5 reasons why paid editors are good Wikipedia contributors

Wikipedia forbids paid edits but professional Wikipedia writers may be among the most exemplary contributors to the online encyclopedia.

Wikipedia forbids its users to be paid or compensated in any way to edit Wikipedia. The argument is that a paid contributor will not be neutral with the pages or topics he or she is paid to modify. In other words, paid contributors carry a conflict of interest and are unable to adopt a neutral point of view (NPOV).

Wikipedia has rules to which users must abide. When a conflict emerges, you realize that a lot of those rules contradict each other or leave too much room for personal interpretation. Usually the most bullish group wins the face-off, regardless of the quality of the others’ plaidoyer. In the justice system, people hire lawyers to defend them. Hiring an expert, in any sector, is a smart move. Wikipedia is one of the rare places where hiring an expert is forbidden, and only amateurship prevails.

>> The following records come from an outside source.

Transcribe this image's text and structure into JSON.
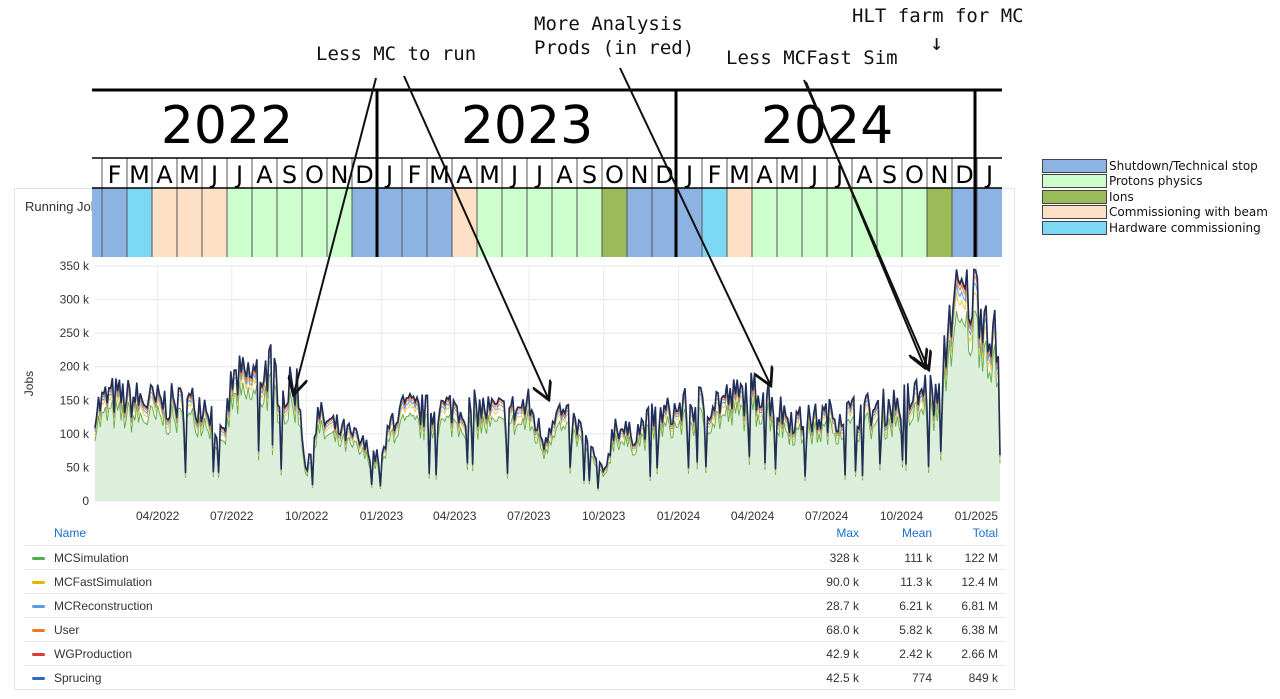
{
  "panel": {
    "title": "Running Jobs"
  },
  "timeline": {
    "years": [
      "2022",
      "2023",
      "2024"
    ],
    "months": [
      "J",
      "F",
      "M",
      "A",
      "M",
      "J",
      "J",
      "A",
      "S",
      "O",
      "N",
      "D",
      "J",
      "F",
      "M",
      "A",
      "M",
      "J",
      "J",
      "A",
      "S",
      "O",
      "N",
      "D",
      "J",
      "F",
      "M",
      "A",
      "M",
      "J",
      "J",
      "A",
      "S",
      "O",
      "N",
      "D",
      "J"
    ],
    "month_status": [
      "shutdown",
      "shutdown",
      "hardware",
      "commissioning",
      "commissioning",
      "commissioning",
      "protons",
      "protons",
      "protons",
      "protons",
      "protons",
      "shutdown",
      "shutdown",
      "shutdown",
      "shutdown",
      "commissioning",
      "protons",
      "protons",
      "protons",
      "protons",
      "protons",
      "ions",
      "shutdown",
      "shutdown",
      "shutdown",
      "hardware",
      "commissioning",
      "protons",
      "protons",
      "protons",
      "protons",
      "protons",
      "protons",
      "protons",
      "ions",
      "shutdown",
      "shutdown"
    ],
    "colors": {
      "shutdown": "#8db3e2",
      "protons": "#ccffcc",
      "ions": "#9bbb59",
      "commissioning": "#fde0c5",
      "hardware": "#7dd8f6"
    }
  },
  "legend": [
    {
      "label": "Shutdown/Technical stop",
      "color": "#8db3e2"
    },
    {
      "label": "Protons physics",
      "color": "#ccffcc"
    },
    {
      "label": "Ions",
      "color": "#9bbb59"
    },
    {
      "label": "Commissioning with beam",
      "color": "#fde0c5"
    },
    {
      "label": "Hardware commissioning",
      "color": "#7dd8f6"
    }
  ],
  "annotations": {
    "less_mc": "Less MC to run",
    "more_analysis": "More Analysis\nProds (in red)",
    "less_mcfast": "Less MCFast Sim",
    "hlt_farm": "HLT farm for MC",
    "hlt_arrow": "↓"
  },
  "chart_data": {
    "type": "area",
    "ylabel": "Jobs",
    "yticks": [
      "350 k",
      "300 k",
      "250 k",
      "200 k",
      "150 k",
      "100 k",
      "50 k",
      "0"
    ],
    "xticks": [
      "04/2022",
      "07/2022",
      "10/2022",
      "01/2023",
      "04/2023",
      "07/2023",
      "10/2023",
      "01/2024",
      "04/2024",
      "07/2024",
      "10/2024",
      "01/2025"
    ],
    "ylim": [
      0,
      350000
    ],
    "x_range": [
      "2022-01-14",
      "2025-01-30"
    ],
    "total_series": {
      "name": "Total",
      "x": [
        "2022-01-14",
        "2022-02-01",
        "2022-03-01",
        "2022-04-01",
        "2022-05-01",
        "2022-06-01",
        "2022-06-20",
        "2022-07-01",
        "2022-08-01",
        "2022-08-20",
        "2022-09-01",
        "2022-09-20",
        "2022-10-01",
        "2022-10-15",
        "2022-11-01",
        "2022-12-01",
        "2023-01-01",
        "2023-01-15",
        "2023-02-01",
        "2023-03-01",
        "2023-04-01",
        "2023-05-01",
        "2023-06-01",
        "2023-07-01",
        "2023-07-20",
        "2023-08-01",
        "2023-09-01",
        "2023-10-01",
        "2023-10-15",
        "2023-11-01",
        "2023-12-01",
        "2024-01-01",
        "2024-02-01",
        "2024-03-01",
        "2024-04-01",
        "2024-04-15",
        "2024-05-01",
        "2024-06-01",
        "2024-07-01",
        "2024-08-01",
        "2024-09-01",
        "2024-10-01",
        "2024-10-20",
        "2024-11-01",
        "2024-11-15",
        "2024-12-01",
        "2024-12-15",
        "2025-01-01",
        "2025-01-15",
        "2025-01-30"
      ],
      "values": [
        140000,
        160000,
        155000,
        150000,
        148000,
        150000,
        90000,
        180000,
        195000,
        205000,
        160000,
        180000,
        40000,
        130000,
        115000,
        95000,
        60000,
        130000,
        140000,
        135000,
        145000,
        140000,
        135000,
        145000,
        90000,
        140000,
        110000,
        40000,
        120000,
        100000,
        125000,
        140000,
        150000,
        155000,
        165000,
        175000,
        140000,
        120000,
        130000,
        135000,
        140000,
        150000,
        160000,
        170000,
        150000,
        300000,
        310000,
        320000,
        280000,
        220000
      ]
    },
    "series_summary_columns": [
      "Name",
      "Max",
      "Mean",
      "Total"
    ],
    "series": [
      {
        "name": "MCSimulation",
        "max": "328 k",
        "mean": "111 k",
        "total": "122 M",
        "color": "#4caf50"
      },
      {
        "name": "MCFastSimulation",
        "max": "90.0 k",
        "mean": "11.3 k",
        "total": "12.4 M",
        "color": "#e8b400"
      },
      {
        "name": "MCReconstruction",
        "max": "28.7 k",
        "mean": "6.21 k",
        "total": "6.81 M",
        "color": "#5a9be6"
      },
      {
        "name": "User",
        "max": "68.0 k",
        "mean": "5.82 k",
        "total": "6.38 M",
        "color": "#f07820"
      },
      {
        "name": "WGProduction",
        "max": "42.9 k",
        "mean": "2.42 k",
        "total": "2.66 M",
        "color": "#d93a3a"
      },
      {
        "name": "Sprucing",
        "max": "42.5 k",
        "mean": "774",
        "total": "849 k",
        "color": "#2c6cc4"
      }
    ]
  }
}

So the question stands: is a paid editor a bad Wikipedia contributor?

  1. Here at Wiki Editor, out of 100 edits made on Wikipedia, only 5 are paid edits. The other 95 are solid contributions made elsewhere to dilute paid edits in hundreds of other contributions. The 95 other edits are not blank shots: to give authority to an account and earn some editorial freedom, an account must consistently make constructive edits. Over the past 5 years for example, Wiki Editor made tens of thousands of “non-client” edits on Wikipedia, in several languages. Other paid contributors operate in the same fashion, feeding Wikipedia with constructive edits to earn editorial freedom. The good professional Wikipedia editor is the constructive kind.
  2. Paid contributors do not want to make waves, because it gets so much harder when other users get on your back and hold a grudge against you. So the true paid editor is also the quiet kind who doesn’t get into endless debates or conflicts.
  3. A paid editor must avoid at all cost to be identified as one. Therefore, when drafting a new page for a client, the paid editor will avoid as much as possible to include anything that might feel too promotional, too hagiographic, too detailed, to avoid suspicions from the community. The professional Wikipedia editor is even more neutrality-driven than the rest of the community because any conflict with the community will cost him time and profitability.
  4. The professional Wikipedia editor never edits pages related to him/her or his/her direct interests, because it would leave a trail that could lead back to him/her. Unlike an amateur editor who is more likely to follow his/her own interests, the professional Wikipedia writer fosters a solid neutral policy of keeping away from personal interests and beliefs. As a reminder, Wikipedia invites you to edit topics not too close to you because it may get you personally involved, but very few volunteer editors actually follow this recommendation.
  5. If someone chose to dedicate a professional career to Wikipedia, you can trust this person has a passion for the online encyclopedia that goes beyond the financial reward. Editing Wikipedia professionally is not a top paid job, you stick to it because you love what you do.

The professional Wikipedia editor – unlike many volunteer editors – is a strict follower of rules, a true Wikipedia monk. The incentive of fostering a business increases self-control and adhesion with the platform, not the other way around.